Torsionsspannungen
Die Torsionsbeanspruchung
nimmt in der Festigkeitslehre einen sehr wichtigen Platz ein, da ihre Wirkung
sehr umfangreich sein kann. Durch sie können, je nach Querschnittsform
und Belastung, Normalspannungen und Tangentialspannungen entstehen, die
in ihrer Größe durchaus denen der Biegung gleich kommen können.

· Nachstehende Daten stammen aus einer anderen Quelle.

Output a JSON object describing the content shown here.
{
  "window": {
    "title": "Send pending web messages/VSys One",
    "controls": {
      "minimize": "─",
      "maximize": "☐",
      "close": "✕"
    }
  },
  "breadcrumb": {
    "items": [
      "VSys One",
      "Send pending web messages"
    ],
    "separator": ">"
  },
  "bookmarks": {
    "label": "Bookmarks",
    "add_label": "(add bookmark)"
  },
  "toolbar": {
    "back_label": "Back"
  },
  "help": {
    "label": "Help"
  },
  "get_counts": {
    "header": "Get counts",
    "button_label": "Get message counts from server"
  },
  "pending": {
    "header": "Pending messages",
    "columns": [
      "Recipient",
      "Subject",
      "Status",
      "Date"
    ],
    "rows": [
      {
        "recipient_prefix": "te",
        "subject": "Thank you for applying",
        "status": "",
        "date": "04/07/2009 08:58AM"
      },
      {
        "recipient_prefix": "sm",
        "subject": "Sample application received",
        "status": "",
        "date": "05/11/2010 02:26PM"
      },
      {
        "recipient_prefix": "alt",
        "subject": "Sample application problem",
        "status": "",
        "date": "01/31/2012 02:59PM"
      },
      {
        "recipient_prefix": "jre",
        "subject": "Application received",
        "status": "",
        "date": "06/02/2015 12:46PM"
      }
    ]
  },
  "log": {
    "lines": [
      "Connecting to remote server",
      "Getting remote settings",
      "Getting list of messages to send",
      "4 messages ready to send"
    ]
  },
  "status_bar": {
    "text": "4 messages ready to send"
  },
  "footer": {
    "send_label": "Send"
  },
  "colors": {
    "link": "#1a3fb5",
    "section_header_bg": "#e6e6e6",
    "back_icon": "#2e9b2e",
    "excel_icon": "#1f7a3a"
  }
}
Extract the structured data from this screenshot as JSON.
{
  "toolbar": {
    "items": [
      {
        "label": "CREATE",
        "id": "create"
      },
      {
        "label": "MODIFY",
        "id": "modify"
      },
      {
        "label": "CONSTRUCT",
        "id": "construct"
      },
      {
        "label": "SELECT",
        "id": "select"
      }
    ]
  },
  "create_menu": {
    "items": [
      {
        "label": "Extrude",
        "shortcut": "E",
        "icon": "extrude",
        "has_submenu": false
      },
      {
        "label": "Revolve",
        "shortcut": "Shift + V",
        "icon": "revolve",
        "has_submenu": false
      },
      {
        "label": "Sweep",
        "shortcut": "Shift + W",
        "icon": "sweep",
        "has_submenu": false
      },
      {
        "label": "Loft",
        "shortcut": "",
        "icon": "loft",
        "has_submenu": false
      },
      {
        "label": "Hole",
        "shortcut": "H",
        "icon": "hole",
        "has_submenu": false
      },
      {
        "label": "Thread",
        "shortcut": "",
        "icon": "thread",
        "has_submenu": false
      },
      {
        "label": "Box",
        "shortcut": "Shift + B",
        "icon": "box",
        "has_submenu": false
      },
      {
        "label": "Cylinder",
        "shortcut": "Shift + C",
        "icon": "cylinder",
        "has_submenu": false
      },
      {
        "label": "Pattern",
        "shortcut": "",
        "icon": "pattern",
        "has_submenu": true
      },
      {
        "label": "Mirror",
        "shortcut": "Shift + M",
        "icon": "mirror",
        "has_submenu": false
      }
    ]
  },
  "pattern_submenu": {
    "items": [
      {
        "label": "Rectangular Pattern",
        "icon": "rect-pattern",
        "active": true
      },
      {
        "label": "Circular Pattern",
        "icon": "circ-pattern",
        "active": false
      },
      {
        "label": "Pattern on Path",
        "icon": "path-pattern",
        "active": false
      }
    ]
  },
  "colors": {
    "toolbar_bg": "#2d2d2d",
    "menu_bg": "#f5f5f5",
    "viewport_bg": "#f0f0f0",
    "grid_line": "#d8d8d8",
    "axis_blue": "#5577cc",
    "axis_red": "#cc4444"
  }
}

In der Praxis versucht man Torsionsbeanspruchungen weitgehend zu vermeiden,
da ihre Berechnung sehr aufwendig sein kann. An dieser Stelle sei noch
erwähnt, daß bei einigen Stabilitätsfällen die Torsionsbeanspruchbarkeit
eine sehr wichtige Rolle spielt und der Ingenieur auch deshalb ein umfangreiches
Verständnis für Torsion besitzen sollte.
Die Berechnung der Torsionsbeanspruchung
kann je nach Querschnittsform, wie schon in dem Abschnitt: 4.2 Sonderproblem
Querschnittskennwerte bei Torsion erwähnt wurde, eine sehr aufwendige
Aufgabe sein, da bei einer Torsionsbeanspruchung neben der primären
Torsionsspannung oder St. Venantschen Torsionsspannung noch sekundäre
Torsionsspannung und Wölbtorsionsspannung anstehen kann. Entscheidend
hierbei ist jeweils, wie der Torsionsschubfluß durch den Querschnitt
fließen kann. Man unterteilt, wie schon in Abschnitt 4.2 gezeigt,
deshalb die Querschnitte in drei Hauptgruppen:
a) Vollquerschnitte,
b) Dünnwandige geschlossene Querschnitte (Hohlquerschnitte),
c) Dünnwandige offene Querschnitte.
Bei dieser Einteilung können
noch keine Schlüsse auf die drei Torsionsspannungsarten gezogen werden.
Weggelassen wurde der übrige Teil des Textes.